Штабс-капитан успел вспомнить нянюшкину сказку: «И навёл колдун волшебный шип…» Потом его сознание помрачилось, словно в подземном зале угасли лампы. Остались лишь контуры мужских фигур и монотонный голос узколицего, говорящий длинную череду слов, как молитву. Рот Вельтера сам собой повторял речь крота-колдуна.
Через какое-то время серый туман стал рассеиваться, сквозь гул в ушах начали пробиваться голоса:
— Он слышал, но не принял… Он враждебен… Даже если он увидит…

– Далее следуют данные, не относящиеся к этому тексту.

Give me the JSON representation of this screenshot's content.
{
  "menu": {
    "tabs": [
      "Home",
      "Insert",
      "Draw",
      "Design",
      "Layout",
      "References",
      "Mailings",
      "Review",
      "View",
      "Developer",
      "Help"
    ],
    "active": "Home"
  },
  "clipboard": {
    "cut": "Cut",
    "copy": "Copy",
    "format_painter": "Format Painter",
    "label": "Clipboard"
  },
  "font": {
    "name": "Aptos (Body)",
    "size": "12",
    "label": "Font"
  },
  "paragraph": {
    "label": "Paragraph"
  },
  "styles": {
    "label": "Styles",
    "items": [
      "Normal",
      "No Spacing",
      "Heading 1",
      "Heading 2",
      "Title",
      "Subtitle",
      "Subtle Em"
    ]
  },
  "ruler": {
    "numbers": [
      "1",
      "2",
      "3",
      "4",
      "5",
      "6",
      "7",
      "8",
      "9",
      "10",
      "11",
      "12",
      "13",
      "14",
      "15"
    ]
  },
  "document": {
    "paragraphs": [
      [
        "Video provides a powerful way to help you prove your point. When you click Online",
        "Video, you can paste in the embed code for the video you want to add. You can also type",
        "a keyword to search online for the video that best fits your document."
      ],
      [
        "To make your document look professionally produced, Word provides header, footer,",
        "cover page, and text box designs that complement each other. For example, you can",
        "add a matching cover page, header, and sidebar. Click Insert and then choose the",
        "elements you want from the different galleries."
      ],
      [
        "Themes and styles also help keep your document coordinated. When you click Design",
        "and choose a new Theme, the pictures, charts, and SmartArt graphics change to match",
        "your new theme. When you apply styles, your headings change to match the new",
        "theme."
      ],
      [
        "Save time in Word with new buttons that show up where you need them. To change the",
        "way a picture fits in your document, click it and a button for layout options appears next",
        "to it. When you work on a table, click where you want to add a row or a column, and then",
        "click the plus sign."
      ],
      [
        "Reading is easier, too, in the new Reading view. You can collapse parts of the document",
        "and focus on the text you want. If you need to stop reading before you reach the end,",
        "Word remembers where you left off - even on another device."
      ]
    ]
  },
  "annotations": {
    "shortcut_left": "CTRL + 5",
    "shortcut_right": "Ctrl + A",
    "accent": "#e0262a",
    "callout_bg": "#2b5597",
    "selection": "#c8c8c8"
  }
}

— Хорошо, пусть увидит. Верните ему головной убор — это знак отличия. Торопитесь, время уходит.
Воля вернулась к нему, когда лицо овеял сырой ветер ночи. Оглянувшись, штабс-капитан узнал место — холмы, сгоревшие деревья, у горизонта мигающие огни телеграфа. Ни следа той ямы, в которую он провалился. О ноги тёрлась взъерошенная, боязливая Миса. Револьвер в кобуре, даже хлястик кобуры застёгнут.
«Что это было?.. Сон наяву?»
Машинально поправив кепи на голове, он вдруг понял — не сон.
Кепи было надето не по уставу — козырьком назад.
E. Старые тайны оживают
Этот дом в квартале плотной застройки на западе столичного Руэна не имел таблички при входе. С виду он походил на полицейское управление — пасмурно-серый, каменный, с зашторенными окнами. У ворот всегда дежурил нижний чин полиции.
Служившие здесь клерки носили одинаковые аспидные сюртуки, цилиндры со щегольски подвёрнутыми полями, а также чёрные штиблеты с пуговками, изящно завязанные галстуки и тонкие трости.
Выбравшись из пролётки и войдя в ворота, восточный дворянин в распашном тёмно-вишнёвом кафтане подал привратнику визитку:
— Доложите второму статс-секретарю о моём приходе.